Our wedding is going to be family only. He is only inviting his immediate family- parents, siblings, step-siblings, dates. I am inviting my extended family- parents, siblings, aunts, uncles, cousins, dates. (He is not close with his relatives and I am.) This seems like the best thing to do in our case but I don't want the wedding to be awkward for his family.
Since we don't have a wedding party and we do not need a rehearsal, we don't need a rehearsal dinner. I was thinking that this might be a nice time to have a smaller get-together and really introduce our parents and families to help everyone feel more relaxed at the wedding.
We are getting married "out-of-town"- not too far away that guests couldn't just come for the day however we are going to block off rooms in a local hotel and pay for shuttles so that there will be no drinking and driving after our evening winery wedding. The night before the wedding, we wanted to get our parents and sisters together for a nice dinner- especially since I am spending the night before the wedding with my sister so of course she's coming with me no matter what the plans are. Plus we want to do this for our parents and sisters because they are closest to us and are doing so much to help us with our wedding planning.
Should we just invite all of our wedding guests to the rehearsal dinner? I worry about people being left out: I have a brother and his wife. have two grandmothers who I am very close with- one of them lives with my Mom- so I would like them at the rehearsal dinner too they should be a part of it.

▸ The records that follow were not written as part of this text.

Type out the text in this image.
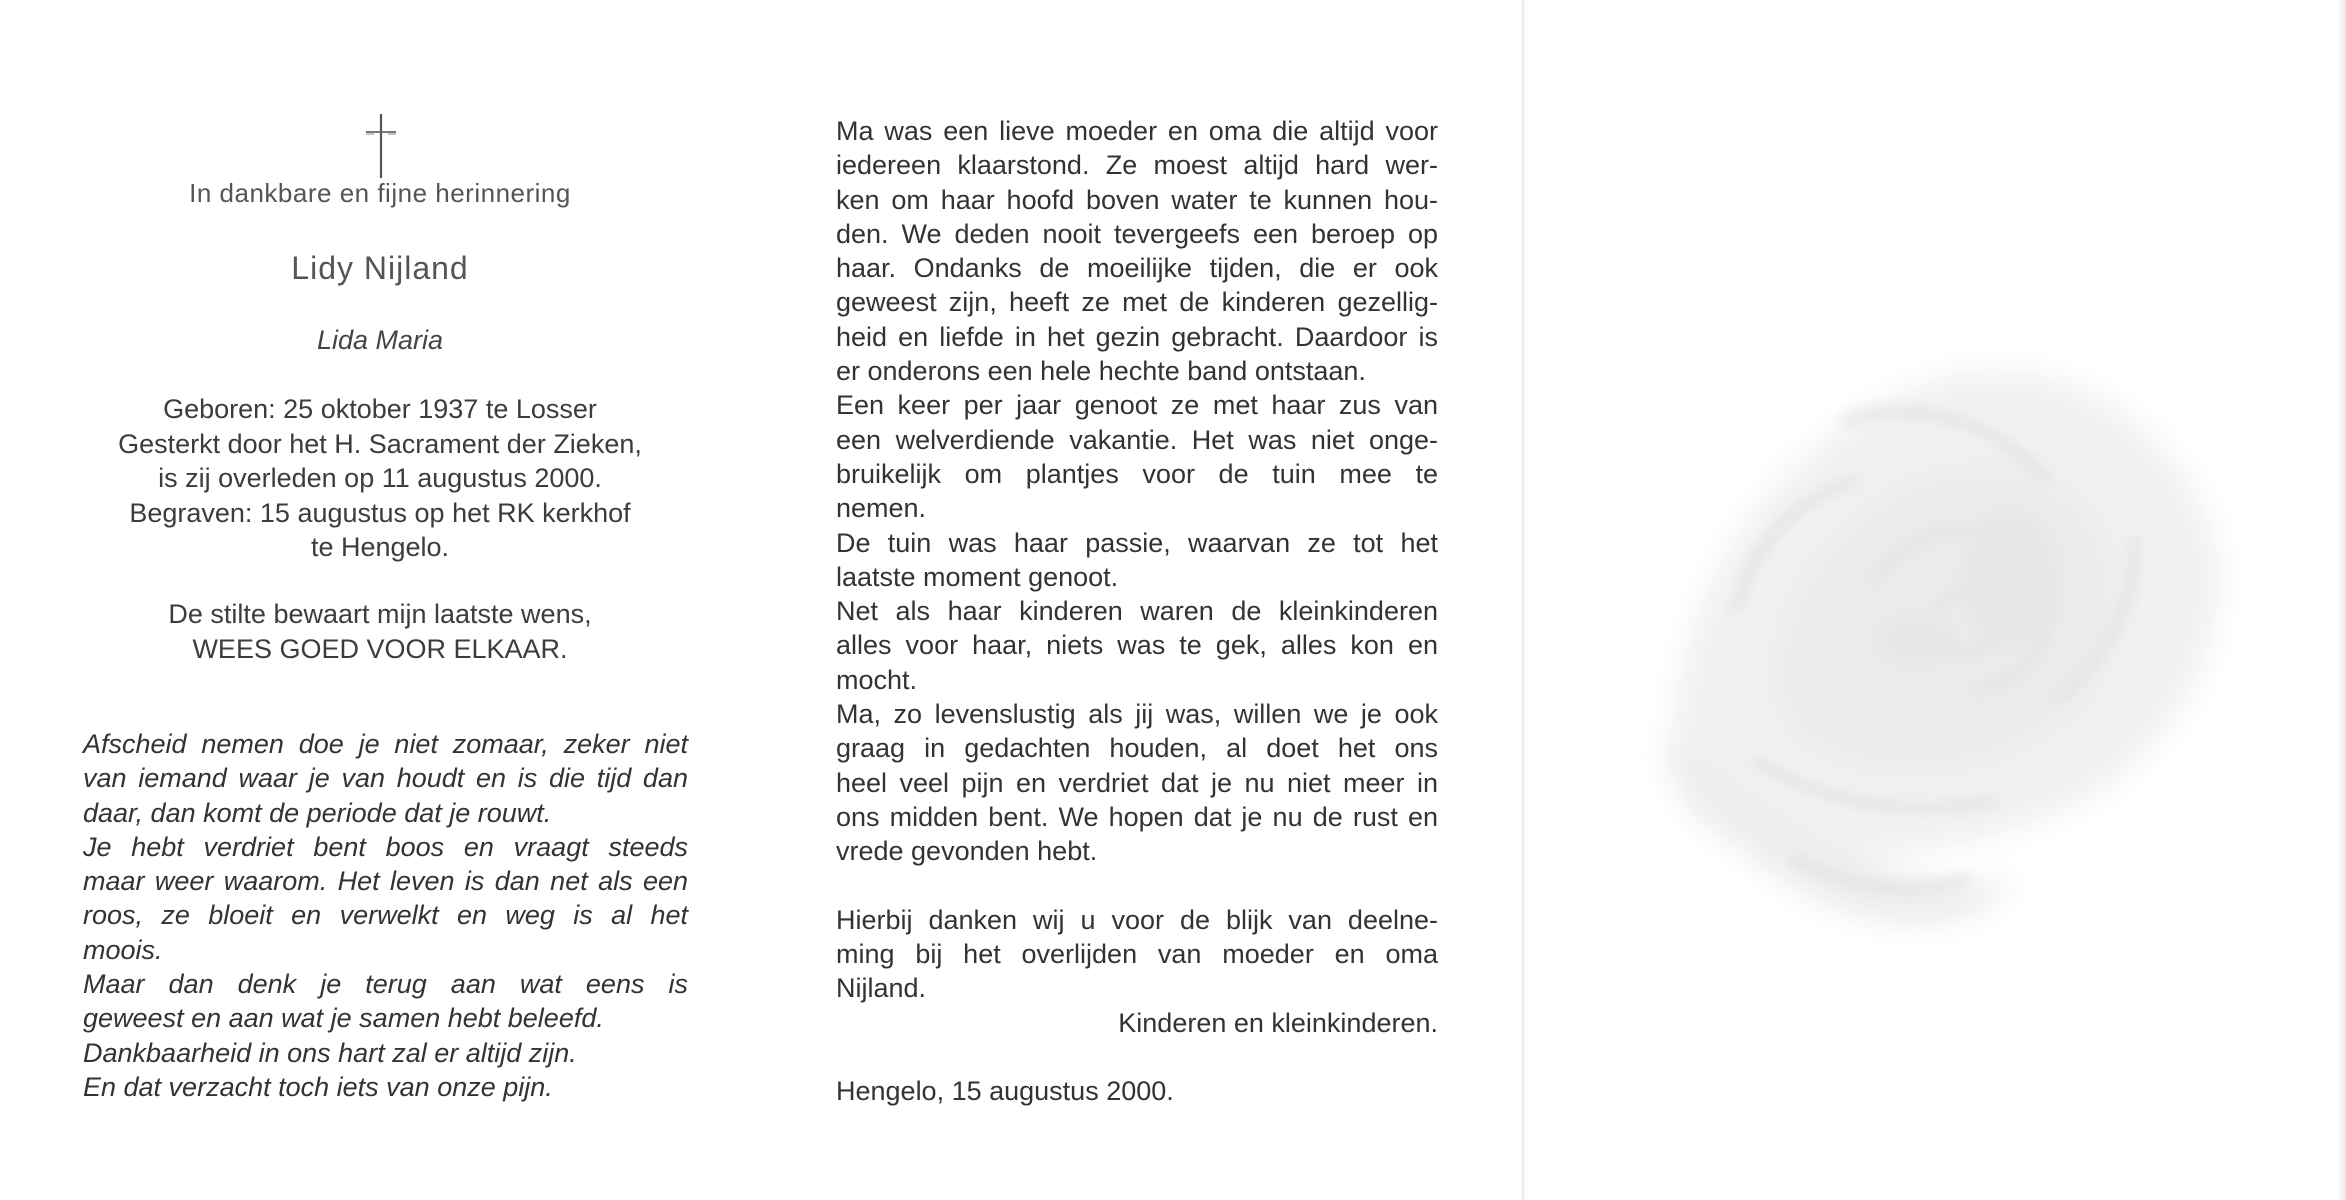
In dankbare en fijne herinnering
Lidy Nijland
Lida Maria
Geboren: 25 oktober 1937 te Losser
Gesterkt door het H. Sacrament der Zieken,
is zij overleden op 11 augustus 2000.
Begraven: 15 augustus op het RK kerkhof
te Hengelo.
De stilte bewaart mijn laatste wens,
WEES GOED VOOR ELKAAR.
Afscheid nemen doe je niet zomaar, zeker niet
van iemand waar je van houdt en is die tijd dan
daar, dan komt de periode dat je rouwt.
Je hebt verdriet bent boos en vraagt steeds
maar weer waarom. Het leven is dan net als een
roos, ze bloeit en verwelkt en weg is al het
moois.
Maar dan denk je terug aan wat eens is
geweest en aan wat je samen hebt beleefd.
Dankbaarheid in ons hart zal er altijd zijn.
En dat verzacht toch iets van onze pijn.
Ma was een lieve moeder en oma die altijd voor
iedereen klaarstond. Ze moest altijd hard wer-
ken om haar hoofd boven water te kunnen hou-
den. We deden nooit tevergeefs een beroep op
haar. Ondanks de moeilijke tijden, die er ook
geweest zijn, heeft ze met de kinderen gezellig-
heid en liefde in het gezin gebracht. Daardoor is
er onderons een hele hechte band ontstaan.
Een keer per jaar genoot ze met haar zus van
een welverdiende vakantie. Het was niet onge-
bruikelijk om plantjes voor de tuin mee te
nemen.
De tuin was haar passie, waarvan ze tot het
laatste moment genoot.
Net als haar kinderen waren de kleinkinderen
alles voor haar, niets was te gek, alles kon en
mocht.
Ma, zo levenslustig als jij was, willen we je ook
graag in gedachten houden, al doet het ons
heel veel pijn en verdriet dat je nu niet meer in
ons midden bent. We hopen dat je nu de rust en
vrede gevonden hebt.
Hierbij danken wij u voor de blijk van deelne-
ming bij het overlijden van moeder en oma
Nijland.
Kinderen en kleinkinderen.
Hengelo, 15 augustus 2000.
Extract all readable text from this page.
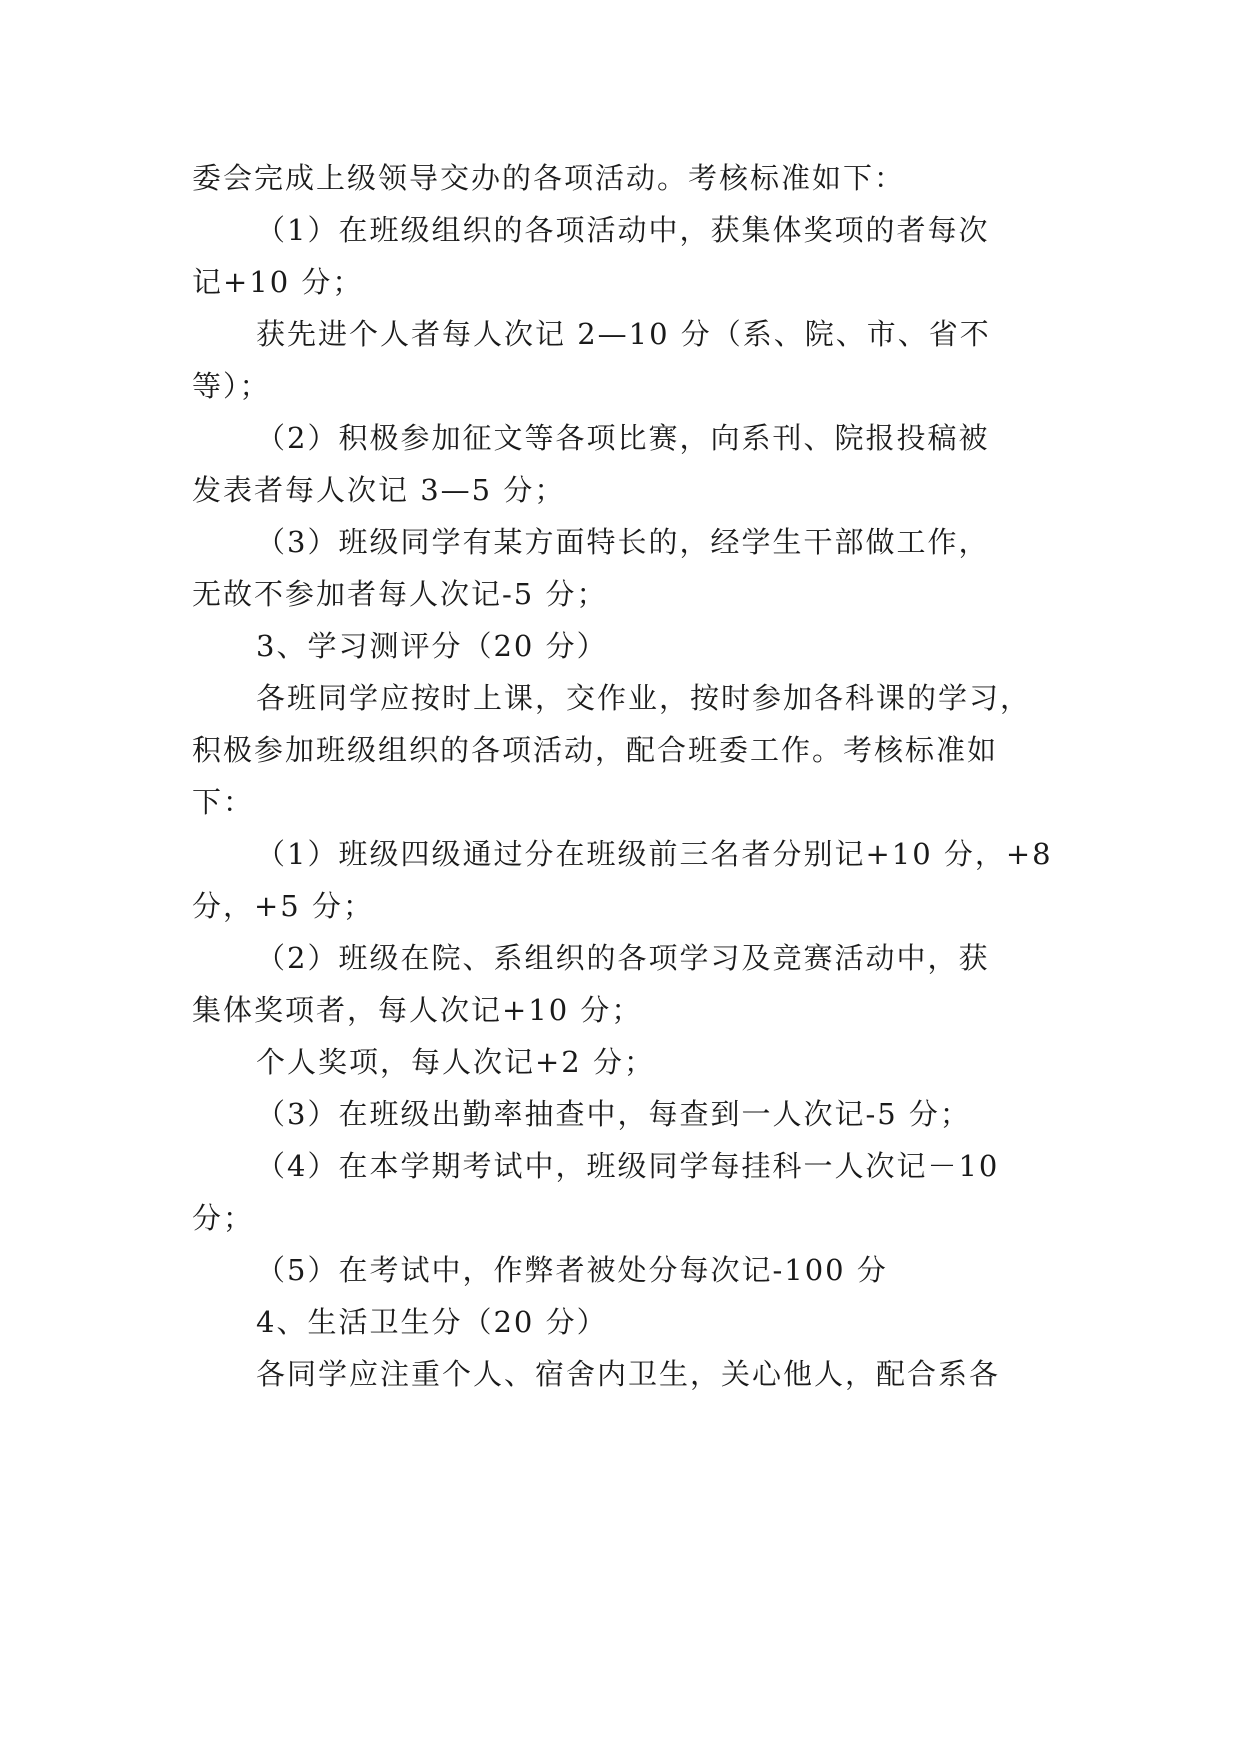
委会完成上级领导交办的各项活动。考核标准如下：
（1）在班级组织的各项活动中，获集体奖项的者每次
记+10 分；
获先进个人者每人次记 2—10 分（系、院、市、省不
等）；
（2）积极参加征文等各项比赛，向系刊、院报投稿被
发表者每人次记 3—5 分；
（3）班级同学有某方面特长的，经学生干部做工作，
无故不参加者每人次记-5 分；
3、学习测评分（20 分）
各班同学应按时上课，交作业，按时参加各科课的学习，
积极参加班级组织的各项活动，配合班委工作。考核标准如
下：
（1）班级四级通过分在班级前三名者分别记+10 分，+8
分，+5 分；
（2）班级在院、系组织的各项学习及竞赛活动中，获
集体奖项者，每人次记+10 分；
个人奖项，每人次记+2 分；
（3）在班级出勤率抽查中，每查到一人次记-5 分；
（4）在本学期考试中，班级同学每挂科一人次记－10
分；
（5）在考试中，作弊者被处分每次记-100 分
4、生活卫生分（20 分）
各同学应注重个人、宿舍内卫生，关心他人，配合系各
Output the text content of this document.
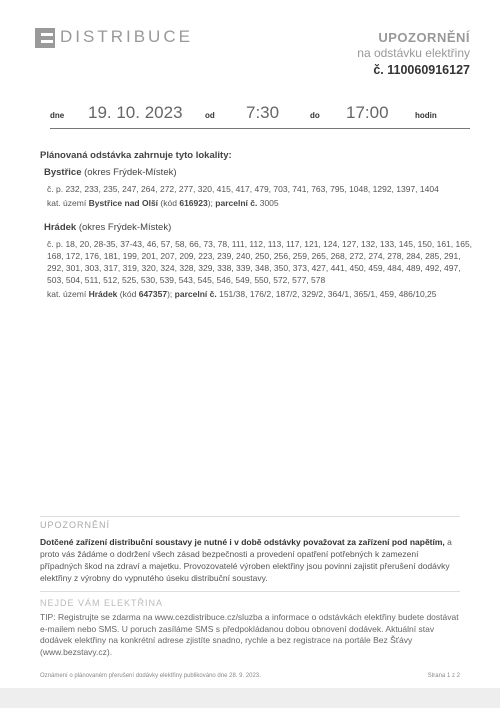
DISTRIBUCE	UPOZORNĚNÍ
na odstávku elektřiny
č. 110060916127
dne 19. 10. 2023	od 7:30	do 17:00	hodin
Plánovaná odstávka zahrnuje tyto lokality:
Bystřice (okres Frýdek-Místek)
č. p. 232, 233, 235, 247, 264, 272, 277, 320, 415, 417, 479, 703, 741, 763, 795, 1048, 1292, 1397, 1404
kat. území Bystřice nad Olší (kód 616923); parcelní č. 3005
Hrádek (okres Frýdek-Místek)
č. p. 18, 20, 28-35, 37-43, 46, 57, 58, 66, 73, 78, 111, 112, 113, 117, 121, 124, 127, 132, 133, 145, 150, 161, 165, 168, 172, 176, 181, 199, 201, 207, 209, 223, 239, 240, 250, 256, 259, 265, 268, 272, 274, 278, 284, 285, 291, 292, 301, 303, 317, 319, 320, 324, 328, 329, 338, 339, 348, 350, 373, 427, 441, 450, 459, 484, 489, 492, 497, 503, 504, 511, 512, 525, 530, 539, 543, 545, 546, 549, 550, 572, 577, 578
kat. území Hrádek (kód 647357); parcelní č. 151/38, 176/2, 187/2, 329/2, 364/1, 365/1, 459, 486/10,25
UPOZORNĚNÍ
Dotčené zařízení distribuční soustavy je nutné i v době odstávky považovat za zařízení pod napětím, a proto vás žádáme o dodržení všech zásad bezpečnosti a provedení opatření potřebných k zamezení případných škod na zdraví a majetku. Provozovatelé výroben elektřiny jsou povinni zajistit přerušení dodávky elektřiny z výrobny do vypnutého úseku distribuční soustavy.
NEJDE VÁM ELEKTŘINA
TIP: Registrujte se zdarma na www.cezdistribuce.cz/sluzba a informace o odstávkách elektřiny budete dostávat e-mailem nebo SMS. U poruch zasíláme SMS s předpokládanou dobou obnovení dodávek. Aktuální stav dodávek elektřiny na konkrétní adrese zjistíte snadno, rychle a bez registrace na portále Bez Šťávy (www.bezstavy.cz).
Oznámení o plánovaném přerušení dodávky elektřiny publikováno dne 28. 9. 2023.	Strana 1 z 2
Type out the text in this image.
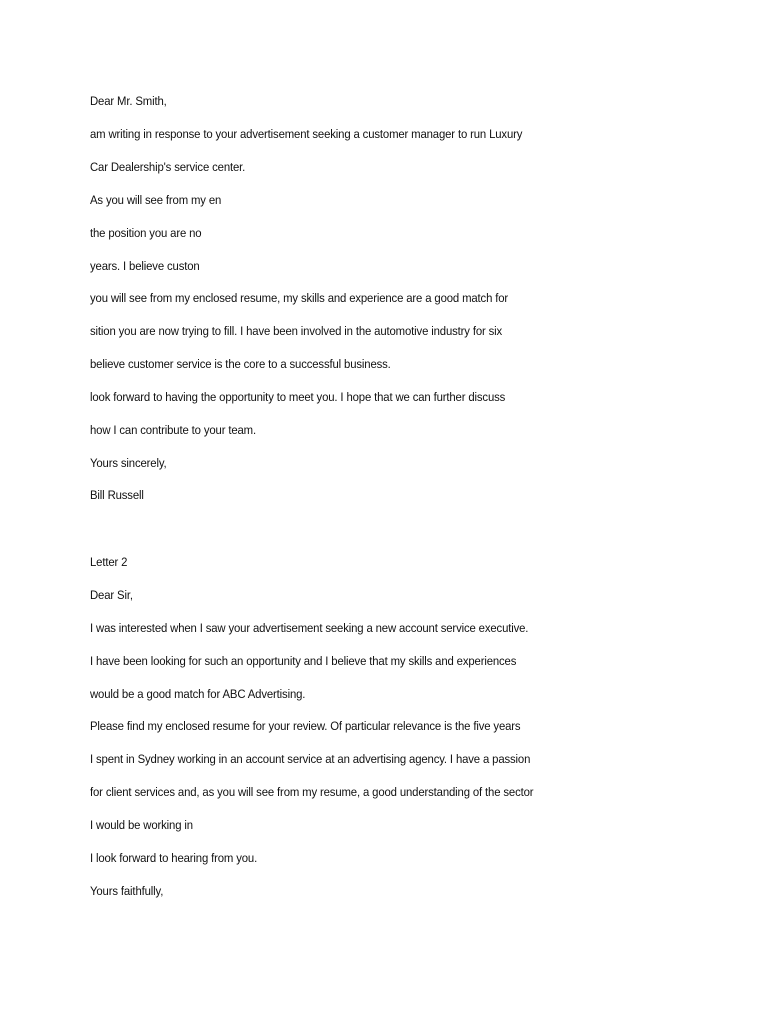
Dear Mr. Smith,

am writing in response to your advertisement seeking a customer manager to run Luxury

Car Dealership's service center.

As you will see from my en

the position you are no

years. I believe custon

you will see from my enclosed resume, my skills and experience are a good match for

sition you are now trying to fill. I have been involved in the automotive industry for six

believe customer service is the core to a successful business.

look forward to having the opportunity to meet you. I hope that we can further discuss

how I can contribute to your team.

Yours sincerely,

Bill Russell

Letter 2

Dear Sir,

I was interested when I saw your advertisement seeking a new account service executive.

I have been looking for such an opportunity and I believe that my skills and experiences

would be a good match for ABC Advertising.

Please find my enclosed resume for your review. Of particular relevance is the five years

I spent in Sydney working in an account service at an advertising agency. I have a passion

for client services and, as you will see from my resume, a good understanding of the sector

I would be working in

I look forward to hearing from you.

Yours faithfully,
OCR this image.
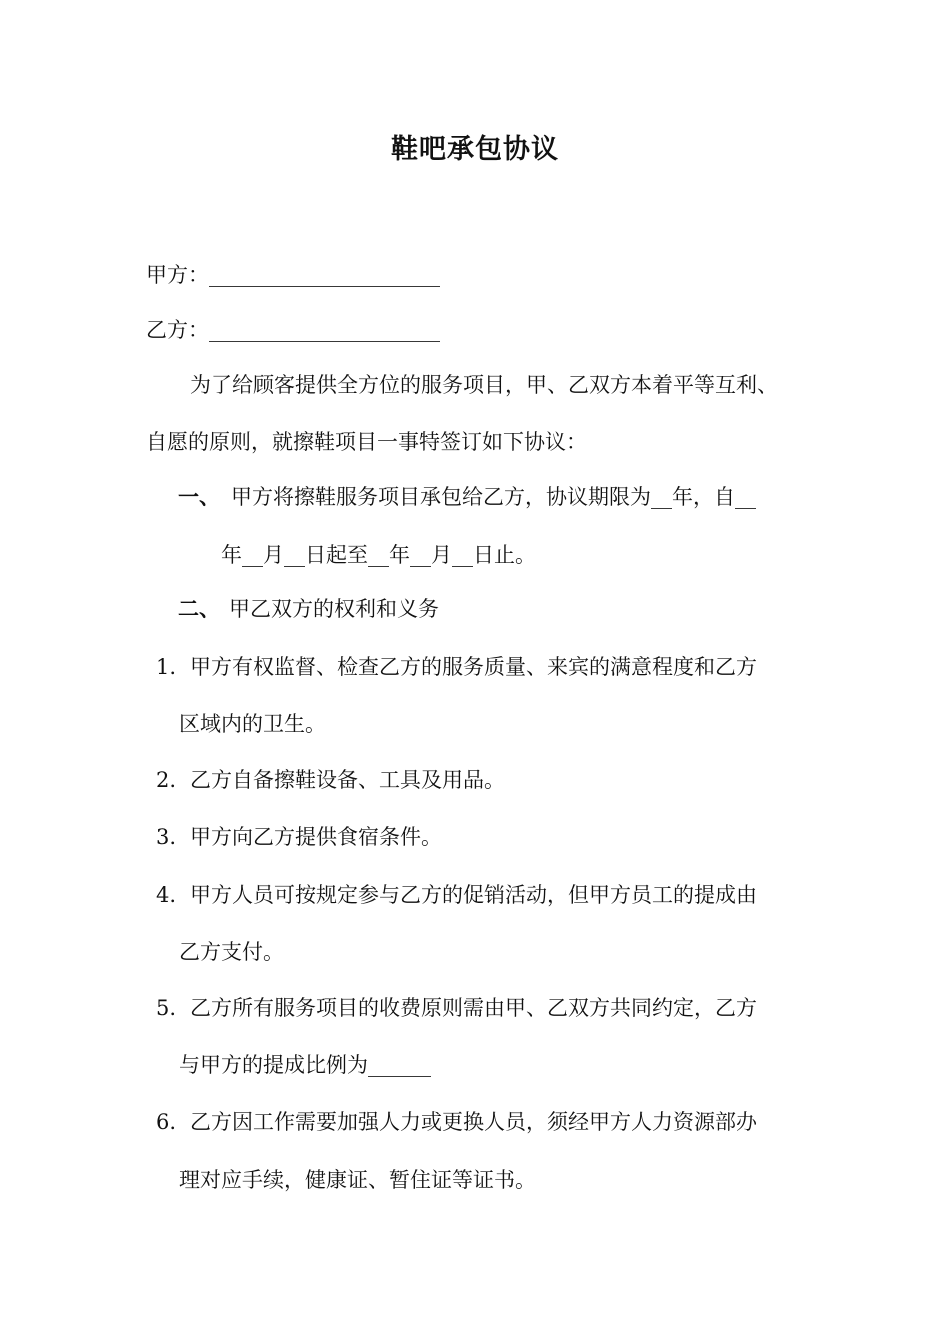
鞋吧承包协议
甲方：______________________
乙方：______________________
为了给顾客提供全方位的服务项目，甲、乙双方本着平等互利、
自愿的原则，就擦鞋项目一事特签订如下协议：
一、 甲方将擦鞋服务项目承包给乙方，协议期限为__年，自__
年__月__日起至__年__月__日止。
二、 甲乙双方的权利和义务
1. 甲方有权监督、检查乙方的服务质量、来宾的满意程度和乙方
区域内的卫生。
2. 乙方自备擦鞋设备、工具及用品。
3. 甲方向乙方提供食宿条件。
4. 甲方人员可按规定参与乙方的促销活动，但甲方员工的提成由
乙方支付。
5. 乙方所有服务项目的收费原则需由甲、乙双方共同约定，乙方
与甲方的提成比例为______
6. 乙方因工作需要加强人力或更换人员，须经甲方人力资源部办
理对应手续，健康证、暂住证等证书。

The other grandmother who does not live with my mom is elderly and lives with my aunt so then I feel I should invite my aunt. But then....feels like it might be poor etiquette to invite one aunt and not invite any aunts or uncles or cousins from the other side?
Do you guys think I should just invite everyone to the rehearsal dinner who will be in town that night? It seems crazy to invite everyone from the guest list, almost like a second reception and maybe even defeating the purpose- but then maybe that's just good etiquette in my case and I'm sure that a lot of guests will decline because they won't want to book a hotel for two nights for our wedding?
Either way, how should we invite our guests to the rehearsal dinner? Via phone? Mention it in the invites? Other?
I'm so sorry this is so long! I just wanted to give enough detail to get answers that make sense for our situation! TIA!! I want to have good etiquette, common sense, and consideration.